Il décide donc de poursuivre ses recherches à côté. Lorsque le poste lui est finalement proposé, au bout de huit mois, il refuse. À la responsable des ressources humaines, il dit simplement qu’il ne se sent pas en phase avec le fonctionnement de l’entreprise, qu’il craint un cadre trop contraint et un manque de libertés pour exercer sa fonction. « Et pourtant, je cours des marathons. Mais là, ce n’était plus de l’endurance. C’était du saut d’obstacles. »
Alors que de plus en plus d’entreprises évoquent des difficultés à recruter et des tensions sur certains profils, ces récits de candidats déçus disent peut-être autre chose de ce que l’on est en droit d’attendre d’un processus de recrutement. Ils ne parlent ni de pénurie ni de prétentions salariales hors sol, mais de temps, de considération, d’humanité, de cohérence entre le discours et les pratiques, de clarté dans les échanges.

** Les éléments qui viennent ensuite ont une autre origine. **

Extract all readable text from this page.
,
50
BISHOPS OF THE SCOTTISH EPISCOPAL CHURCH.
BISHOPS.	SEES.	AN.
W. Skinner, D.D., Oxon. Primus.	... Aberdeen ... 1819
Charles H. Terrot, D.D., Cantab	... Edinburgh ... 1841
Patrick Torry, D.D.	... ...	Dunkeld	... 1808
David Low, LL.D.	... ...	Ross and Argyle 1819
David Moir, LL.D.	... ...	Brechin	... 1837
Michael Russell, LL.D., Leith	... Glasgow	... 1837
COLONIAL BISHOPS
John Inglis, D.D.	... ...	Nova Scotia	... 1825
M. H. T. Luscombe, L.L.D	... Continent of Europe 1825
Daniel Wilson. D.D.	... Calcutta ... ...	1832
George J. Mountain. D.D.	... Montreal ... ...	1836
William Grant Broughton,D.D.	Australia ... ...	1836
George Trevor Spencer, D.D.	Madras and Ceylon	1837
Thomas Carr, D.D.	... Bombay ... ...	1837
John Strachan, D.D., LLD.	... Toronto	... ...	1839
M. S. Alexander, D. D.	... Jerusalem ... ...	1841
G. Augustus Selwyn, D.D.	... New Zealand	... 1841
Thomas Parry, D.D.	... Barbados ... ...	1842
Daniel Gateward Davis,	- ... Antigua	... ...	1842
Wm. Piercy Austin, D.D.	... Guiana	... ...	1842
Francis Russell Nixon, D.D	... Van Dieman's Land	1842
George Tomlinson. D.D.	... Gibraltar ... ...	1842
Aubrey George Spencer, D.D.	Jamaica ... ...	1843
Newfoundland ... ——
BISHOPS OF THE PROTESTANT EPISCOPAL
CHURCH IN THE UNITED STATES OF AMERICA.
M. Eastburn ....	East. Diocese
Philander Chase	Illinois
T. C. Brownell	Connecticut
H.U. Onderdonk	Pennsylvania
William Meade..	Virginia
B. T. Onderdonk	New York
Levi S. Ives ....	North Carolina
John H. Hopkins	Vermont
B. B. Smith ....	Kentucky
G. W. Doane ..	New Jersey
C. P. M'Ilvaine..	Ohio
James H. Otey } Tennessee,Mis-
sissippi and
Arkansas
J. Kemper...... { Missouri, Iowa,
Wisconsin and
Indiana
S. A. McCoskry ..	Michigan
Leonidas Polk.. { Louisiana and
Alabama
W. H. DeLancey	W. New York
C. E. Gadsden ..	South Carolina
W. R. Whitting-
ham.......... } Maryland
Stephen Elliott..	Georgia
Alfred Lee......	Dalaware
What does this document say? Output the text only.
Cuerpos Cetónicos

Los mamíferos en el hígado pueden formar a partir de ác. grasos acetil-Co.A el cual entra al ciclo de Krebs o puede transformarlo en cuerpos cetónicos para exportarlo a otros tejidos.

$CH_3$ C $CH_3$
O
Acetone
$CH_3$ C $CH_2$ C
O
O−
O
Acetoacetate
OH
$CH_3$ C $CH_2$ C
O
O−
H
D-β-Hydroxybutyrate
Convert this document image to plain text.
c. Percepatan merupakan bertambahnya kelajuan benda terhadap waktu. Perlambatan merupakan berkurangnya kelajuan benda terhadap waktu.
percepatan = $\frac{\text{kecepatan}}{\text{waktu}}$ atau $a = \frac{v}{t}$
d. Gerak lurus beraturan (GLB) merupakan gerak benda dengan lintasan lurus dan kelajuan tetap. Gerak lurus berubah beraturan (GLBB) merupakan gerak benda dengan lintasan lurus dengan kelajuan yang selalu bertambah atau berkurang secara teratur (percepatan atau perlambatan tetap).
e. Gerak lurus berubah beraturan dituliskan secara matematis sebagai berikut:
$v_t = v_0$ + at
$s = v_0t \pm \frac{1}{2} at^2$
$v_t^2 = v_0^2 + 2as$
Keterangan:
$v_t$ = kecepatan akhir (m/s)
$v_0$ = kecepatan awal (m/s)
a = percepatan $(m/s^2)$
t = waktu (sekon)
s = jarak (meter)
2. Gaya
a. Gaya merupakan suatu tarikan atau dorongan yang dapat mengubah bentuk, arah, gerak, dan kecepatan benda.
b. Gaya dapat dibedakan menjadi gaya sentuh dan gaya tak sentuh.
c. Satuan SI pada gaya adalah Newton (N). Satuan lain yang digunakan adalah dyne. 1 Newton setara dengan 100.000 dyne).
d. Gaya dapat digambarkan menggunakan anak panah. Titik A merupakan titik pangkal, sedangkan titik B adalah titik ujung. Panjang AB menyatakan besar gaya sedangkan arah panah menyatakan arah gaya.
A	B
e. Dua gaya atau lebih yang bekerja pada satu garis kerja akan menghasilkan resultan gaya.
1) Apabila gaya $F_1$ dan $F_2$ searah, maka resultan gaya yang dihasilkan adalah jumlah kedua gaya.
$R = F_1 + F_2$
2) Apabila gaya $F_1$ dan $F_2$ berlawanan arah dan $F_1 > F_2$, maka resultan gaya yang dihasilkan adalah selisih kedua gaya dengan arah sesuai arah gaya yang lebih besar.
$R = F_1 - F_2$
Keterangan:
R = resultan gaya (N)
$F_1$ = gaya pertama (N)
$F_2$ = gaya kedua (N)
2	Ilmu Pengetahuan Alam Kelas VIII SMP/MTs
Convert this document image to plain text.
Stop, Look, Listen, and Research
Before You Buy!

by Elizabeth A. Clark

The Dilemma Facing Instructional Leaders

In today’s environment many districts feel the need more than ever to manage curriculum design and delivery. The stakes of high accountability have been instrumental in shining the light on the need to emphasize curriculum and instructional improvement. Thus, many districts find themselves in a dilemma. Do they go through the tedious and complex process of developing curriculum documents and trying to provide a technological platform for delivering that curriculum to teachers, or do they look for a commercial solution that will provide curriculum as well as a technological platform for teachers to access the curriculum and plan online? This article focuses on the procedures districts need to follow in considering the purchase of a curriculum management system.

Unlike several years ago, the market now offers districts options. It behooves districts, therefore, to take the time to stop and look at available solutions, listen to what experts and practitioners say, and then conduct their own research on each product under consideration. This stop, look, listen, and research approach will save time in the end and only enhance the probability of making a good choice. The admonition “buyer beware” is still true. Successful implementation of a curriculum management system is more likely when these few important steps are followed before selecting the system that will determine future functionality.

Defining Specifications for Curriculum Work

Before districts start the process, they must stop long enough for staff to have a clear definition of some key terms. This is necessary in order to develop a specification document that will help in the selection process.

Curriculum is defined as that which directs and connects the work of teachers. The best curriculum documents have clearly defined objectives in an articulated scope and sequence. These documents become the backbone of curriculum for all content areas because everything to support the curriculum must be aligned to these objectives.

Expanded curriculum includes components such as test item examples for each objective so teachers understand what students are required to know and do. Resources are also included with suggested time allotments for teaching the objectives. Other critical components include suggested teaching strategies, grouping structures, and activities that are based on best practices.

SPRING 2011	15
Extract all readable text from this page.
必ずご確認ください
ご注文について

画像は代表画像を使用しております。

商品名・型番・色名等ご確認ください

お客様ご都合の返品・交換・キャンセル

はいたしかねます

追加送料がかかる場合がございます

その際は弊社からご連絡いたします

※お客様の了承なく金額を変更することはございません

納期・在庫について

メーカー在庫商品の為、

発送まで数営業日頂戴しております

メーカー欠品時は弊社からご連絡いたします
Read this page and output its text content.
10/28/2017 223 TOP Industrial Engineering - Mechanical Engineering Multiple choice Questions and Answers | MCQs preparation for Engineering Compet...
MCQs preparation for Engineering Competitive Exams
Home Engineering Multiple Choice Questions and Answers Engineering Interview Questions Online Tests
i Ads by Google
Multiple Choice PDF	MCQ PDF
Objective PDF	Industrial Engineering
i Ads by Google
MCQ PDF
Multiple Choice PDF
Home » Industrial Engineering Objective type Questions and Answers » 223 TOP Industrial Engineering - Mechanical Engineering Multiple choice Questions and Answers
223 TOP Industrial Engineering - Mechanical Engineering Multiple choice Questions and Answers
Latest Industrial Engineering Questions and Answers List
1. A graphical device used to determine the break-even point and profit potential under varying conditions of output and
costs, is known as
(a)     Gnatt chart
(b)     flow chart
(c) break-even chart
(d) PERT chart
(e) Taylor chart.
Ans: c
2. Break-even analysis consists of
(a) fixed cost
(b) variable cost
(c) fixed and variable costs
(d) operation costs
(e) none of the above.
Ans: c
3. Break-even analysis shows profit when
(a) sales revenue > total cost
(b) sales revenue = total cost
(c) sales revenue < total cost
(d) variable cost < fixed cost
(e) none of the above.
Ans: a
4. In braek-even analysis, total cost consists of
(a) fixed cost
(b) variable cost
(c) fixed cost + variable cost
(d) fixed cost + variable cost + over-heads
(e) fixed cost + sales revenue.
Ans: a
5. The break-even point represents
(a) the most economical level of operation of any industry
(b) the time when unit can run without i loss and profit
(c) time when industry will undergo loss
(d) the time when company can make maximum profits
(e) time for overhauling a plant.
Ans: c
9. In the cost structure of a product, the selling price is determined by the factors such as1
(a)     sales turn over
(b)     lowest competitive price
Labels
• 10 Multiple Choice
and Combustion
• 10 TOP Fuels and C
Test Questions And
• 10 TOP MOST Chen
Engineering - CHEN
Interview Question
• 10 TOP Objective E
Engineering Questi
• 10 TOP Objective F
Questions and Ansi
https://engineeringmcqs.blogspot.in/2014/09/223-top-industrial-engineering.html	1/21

Car, contrairement à ce que l’on pourrait croire, recruter ne se résume pas à une simple sélection de profils. Le processus offre déjà un aperçu du fonctionnement d’une organisation et de son management. Il révèle sa capacité à décider, à prioriser, à respecter le temps des autres, à assumer un choix.
Dans un marché du travail en pleine redistribution, où les candidats comparent, arbitrent et se retirent plus facilement qu’hier, la question du rythme devient centrale. À force de vouloir réduire le risque du mauvais recrutement au maximum, certaines organisations en prennent un autre, plus discret : lasser, voire décourager les profils qu’elles cherchent précisément à attirer.
Déployer un processus de recrutement, décider avec clarté, aligner discours et pratiques : cela ne relève pas de l’intuition. Ce sont des compétences.
Parce qu’un processus de recrutement efficace ne repose pas uniquement sur le candidat choisi. Il repose d’abord sur la maturité des pratiques internes.